Museo Arcivescovile
Piazza Arcivescovado, 1
Ravenna
marmo/ scolpitura
scultura
ambito romano
secc. I d.C./ II d.C. (90 - 110)
cm 77 (a) 86 (la) 14 (s)
Una coppia di amorini è disposta ai lati di un vaso di vimini intrecciati posto su un basamento. Il vaso è ricolmo di frutti (uva, melograni, ..). Il putto alato di destra indossa un mantello fermato sulla spalla destra che ricade sulla spalla sinistra e sul retro. Con la mano sinistra (parzialmente scheggiata) regge altri frutti. Il putto sinistro, di profilo, protende entrambe le braccia verso il canestro. Boccoli ricciuti ricadono sulla nuca. Sullo sfondo, entro la cornice, si staglia un fondale architettonico costituito da una trabeazione modanata sorretta da pilastrini scanalati con capitellini corinzi. I pilastrini, a loro volta, poggiano su uno zoccolo. In basso la cornice si ampia per fungere da appoggio per i due putti e il vaso.

Viene tradizionalmente chiamato Trono di Cerere per la presenza del vaso colmo di frutti allusivo a tale deità pagana (legata alla terra). Il frammento è stato messo in relazione con altri oggetti simili, sia per iconografia che per dimensioni e struttura, presenti nel presbiterio della chiesa di S. Vitale a Ravenna, nel museo archeologico di Venezia, al Louvre di Parigi, agli Uffizi di Firenze e nel battistero di Biella. Dal punto di vista iconologico la presenza dei troni vuoti e il trasporto degli attributi da parte degli eroti indica un momento di attesa, una preparazione alle epifanie divine e rivela una certa reticenza alla rappresentazione iconica delle divinità, sentite come entità metafisiche, in una sorta di movimento iconoclasta ante litteram. Questo frammento, unitamente ai troni delle altre divinità pagane, doveva probabilmente fare parte di un fregio romano e formare un complesso ospitato all'interno di un ambiente, di cui, però, è impossibile ipotizzare l'ampiezza e l'aspetto. Data la prospettiva dal basso si può solo immaginare che fossero collocati sopra di uno zoccolo, ad una certa altezza, mentre gli eroti, in primo piano, si muovono quasi come se fossero su di un palcoscenico. E' presumibile, data la buon qualità dell'oggetto legato al filone della produzione neoattica, che sia stato lavorato in un'officina romana (ateliers neo-attici), poi trasportato a Ravenna, a dimostrazione del fatto che la città doveva possedere monumenti religiosi di particolare impegno e decoro artistico; si può pertanto ipotizzare una committenza imperiale del complesso di cui il pezzo in questione doveva fare parte. Il Beschi sottolinea la connessione tra trono vuoto e culto imperiale.

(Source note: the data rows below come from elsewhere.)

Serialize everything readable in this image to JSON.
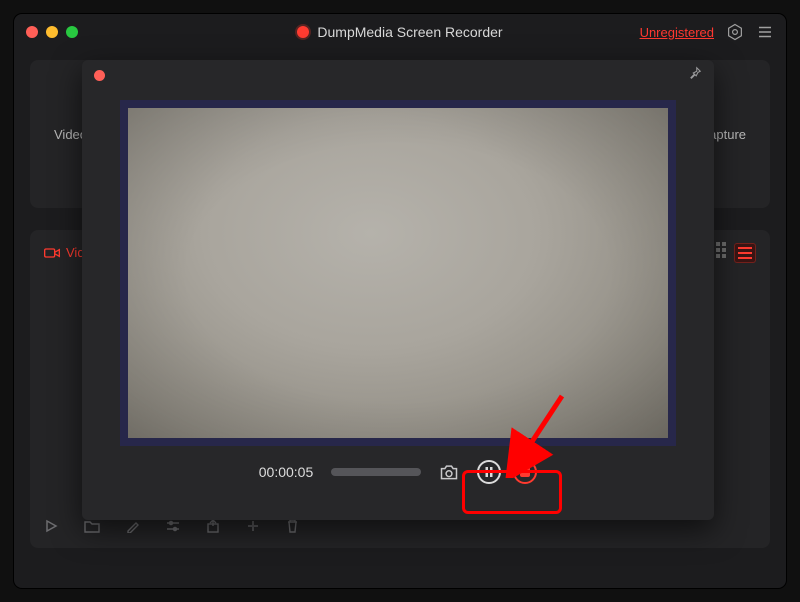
{
  "app": {
    "title": "DumpMedia Screen Recorder",
    "license_label": "Unregistered"
  },
  "main": {
    "mode_left_label": "Video",
    "mode_right_label": "Capture",
    "tab_label": "Video"
  },
  "recording": {
    "timer": "00:00:05"
  }
}
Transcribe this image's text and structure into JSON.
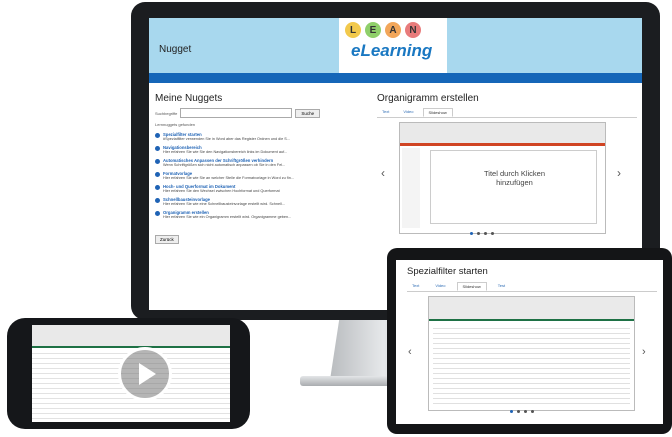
{
  "app": {
    "nugget_label": "Nugget"
  },
  "logo": {
    "letters": [
      "L",
      "E",
      "A",
      "N"
    ],
    "letter_colors": [
      "#f2c94c",
      "#8fcf6a",
      "#f2a65a",
      "#e87b7b"
    ],
    "word": "eLearning"
  },
  "left": {
    "heading": "Meine Nuggets",
    "search_label": "Suchbegriffe",
    "search_button": "Suche",
    "list_header": "Lernnuggets gefunden",
    "items": [
      {
        "title": "Spezialfilter starten",
        "desc": "#Spezialfilter verwenden Sie in Word aber das Register Ordnen und die S..."
      },
      {
        "title": "Navigationsbereich",
        "desc": "Hier erfahren Sie wie Sie den Navigationsbereich links im Dokument auf..."
      },
      {
        "title": "Automatisches Anpassen der Schriftgrößen verhindern",
        "desc": "Wenn Schriftgrößen sich nicht automatisch anpassen ob Sie in den Fel..."
      },
      {
        "title": "Formatvorlage",
        "desc": "Hier erfahren Sie wie Sie an welcher Stelle die Formatvorlage in Word zu fin..."
      },
      {
        "title": "Hoch- und Querformat im Dokument",
        "desc": "Hier erfahren Sie den Wechsel zwischen Hochformat und Querformat"
      },
      {
        "title": "Schnellbausteinvorlage",
        "desc": "Hier erfahren Sie wie eine Schnellbausteinvorlage erstellt wird. Schnell..."
      },
      {
        "title": "Organigramm erstellen",
        "desc": "Hier erfahren Sie wie ein Organigramm erstellt wird. Organigramme geben..."
      }
    ],
    "back_button": "Zurück"
  },
  "right": {
    "heading": "Organigramm erstellen",
    "tabs": [
      "Text",
      "Video",
      "Slideshow"
    ],
    "slide_title": "Titel durch Klicken hinzufügen"
  },
  "tablet": {
    "heading": "Spezialfilter starten",
    "tabs": [
      "Text",
      "Video",
      "Slideshow",
      "Test"
    ]
  },
  "phone": {
    "play_label": "play"
  }
}
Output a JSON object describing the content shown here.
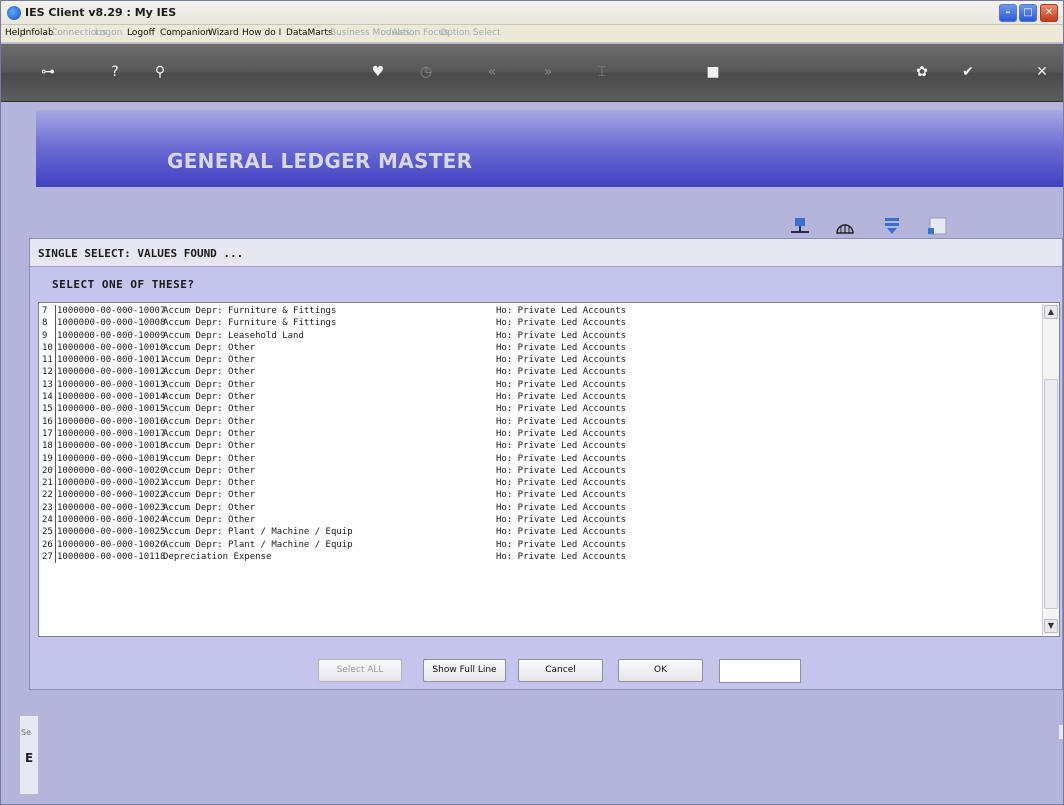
{
  "window": {
    "title": "IES Client v8.29 : My IES"
  },
  "menu": [
    {
      "label": "Help",
      "enabled": true
    },
    {
      "label": "Infolab",
      "enabled": true
    },
    {
      "label": "Connections",
      "enabled": false
    },
    {
      "label": "Logon",
      "enabled": false
    },
    {
      "label": "Logoff",
      "enabled": true
    },
    {
      "label": "Companion",
      "enabled": true
    },
    {
      "label": "Wizard",
      "enabled": true
    },
    {
      "label": "How do I",
      "enabled": true
    },
    {
      "label": "DataMarts",
      "enabled": true
    },
    {
      "label": "Business Modules",
      "enabled": false
    },
    {
      "label": "Action Focus",
      "enabled": false
    },
    {
      "label": "Option Select",
      "enabled": false
    }
  ],
  "toolbar": {
    "icons": [
      {
        "name": "key-icon",
        "glyph": "⊶",
        "enabled": true
      },
      {
        "name": "help-icon",
        "glyph": "?",
        "enabled": true
      },
      {
        "name": "search-icon",
        "glyph": "⚲",
        "enabled": true
      },
      {
        "name": "heart-icon",
        "glyph": "♥",
        "enabled": true
      },
      {
        "name": "clock-icon",
        "glyph": "◷",
        "enabled": false
      },
      {
        "name": "back-icon",
        "glyph": "«",
        "enabled": false
      },
      {
        "name": "forward-icon",
        "glyph": "»",
        "enabled": false
      },
      {
        "name": "marker-icon",
        "glyph": "⌶",
        "enabled": false
      },
      {
        "name": "stop-icon",
        "glyph": "■",
        "enabled": true
      },
      {
        "name": "refresh-icon",
        "glyph": "✿",
        "enabled": true
      },
      {
        "name": "check-icon",
        "glyph": "✔",
        "enabled": true
      },
      {
        "name": "close-icon",
        "glyph": "✕",
        "enabled": true
      }
    ]
  },
  "header": {
    "title": "GENERAL LEDGER MASTER"
  },
  "header_icons": [
    "network-icon",
    "globe-icon",
    "download-icon",
    "window-icon"
  ],
  "dialog": {
    "title": "SINGLE SELECT: VALUES FOUND ...",
    "prompt": "SELECT ONE OF THESE?",
    "rows": [
      {
        "num": "7",
        "code": "1000000-00-000-10007",
        "desc": "Accum Depr: Furniture & Fittings",
        "group": "Ho: Private Led Accounts"
      },
      {
        "num": "8",
        "code": "1000000-00-000-10008",
        "desc": "Accum Depr: Furniture & Fittings",
        "group": "Ho: Private Led Accounts"
      },
      {
        "num": "9",
        "code": "1000000-00-000-10009",
        "desc": "Accum Depr: Leasehold Land",
        "group": "Ho: Private Led Accounts"
      },
      {
        "num": "10",
        "code": "1000000-00-000-10010",
        "desc": "Accum Depr: Other",
        "group": "Ho: Private Led Accounts"
      },
      {
        "num": "11",
        "code": "1000000-00-000-10011",
        "desc": "Accum Depr: Other",
        "group": "Ho: Private Led Accounts"
      },
      {
        "num": "12",
        "code": "1000000-00-000-10012",
        "desc": "Accum Depr: Other",
        "group": "Ho: Private Led Accounts"
      },
      {
        "num": "13",
        "code": "1000000-00-000-10013",
        "desc": "Accum Depr: Other",
        "group": "Ho: Private Led Accounts"
      },
      {
        "num": "14",
        "code": "1000000-00-000-10014",
        "desc": "Accum Depr: Other",
        "group": "Ho: Private Led Accounts"
      },
      {
        "num": "15",
        "code": "1000000-00-000-10015",
        "desc": "Accum Depr: Other",
        "group": "Ho: Private Led Accounts"
      },
      {
        "num": "16",
        "code": "1000000-00-000-10016",
        "desc": "Accum Depr: Other",
        "group": "Ho: Private Led Accounts"
      },
      {
        "num": "17",
        "code": "1000000-00-000-10017",
        "desc": "Accum Depr: Other",
        "group": "Ho: Private Led Accounts"
      },
      {
        "num": "18",
        "code": "1000000-00-000-10018",
        "desc": "Accum Depr: Other",
        "group": "Ho: Private Led Accounts"
      },
      {
        "num": "19",
        "code": "1000000-00-000-10019",
        "desc": "Accum Depr: Other",
        "group": "Ho: Private Led Accounts"
      },
      {
        "num": "20",
        "code": "1000000-00-000-10020",
        "desc": "Accum Depr: Other",
        "group": "Ho: Private Led Accounts"
      },
      {
        "num": "21",
        "code": "1000000-00-000-10021",
        "desc": "Accum Depr: Other",
        "group": "Ho: Private Led Accounts"
      },
      {
        "num": "22",
        "code": "1000000-00-000-10022",
        "desc": "Accum Depr: Other",
        "group": "Ho: Private Led Accounts"
      },
      {
        "num": "23",
        "code": "1000000-00-000-10023",
        "desc": "Accum Depr: Other",
        "group": "Ho: Private Led Accounts"
      },
      {
        "num": "24",
        "code": "1000000-00-000-10024",
        "desc": "Accum Depr: Other",
        "group": "Ho: Private Led Accounts"
      },
      {
        "num": "25",
        "code": "1000000-00-000-10025",
        "desc": "Accum Depr: Plant / Machine / Equip",
        "group": "Ho: Private Led Accounts"
      },
      {
        "num": "26",
        "code": "1000000-00-000-10026",
        "desc": "Accum Depr: Plant / Machine / Equip",
        "group": "Ho: Private Led Accounts"
      },
      {
        "num": "27",
        "code": "1000000-00-000-10118",
        "desc": "Depreciation Expense",
        "group": "Ho: Private Led Accounts"
      }
    ],
    "buttons": {
      "select_all": "Select ALL",
      "show_full_line": "Show Full Line",
      "cancel": "Cancel",
      "ok": "OK"
    },
    "filter_value": ""
  },
  "bottom": {
    "label": "Se",
    "char": "E"
  }
}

Il rilievo è noto nel collezionismo ravennate solamente dal XVIII secolo, tuttavia questo oggetto doveva già essere visibile nel '400 poichè Donatello riprese lo schema dei 2 putti ai lati di un cesto colmo di frutti autunnali per la cantoria di S. Maria del Fiore a Firenze (1433-1438). Gli eroti di questo oggetto e di altre lastre simili sono stati tra i più incisivi e importanti modelli per la formazione e la diffusione del "putto" nell'arte rinascimentale italiana. Comunque, a sua volta, il motivo dei putti è ripreso dalla tradizione ellenistica.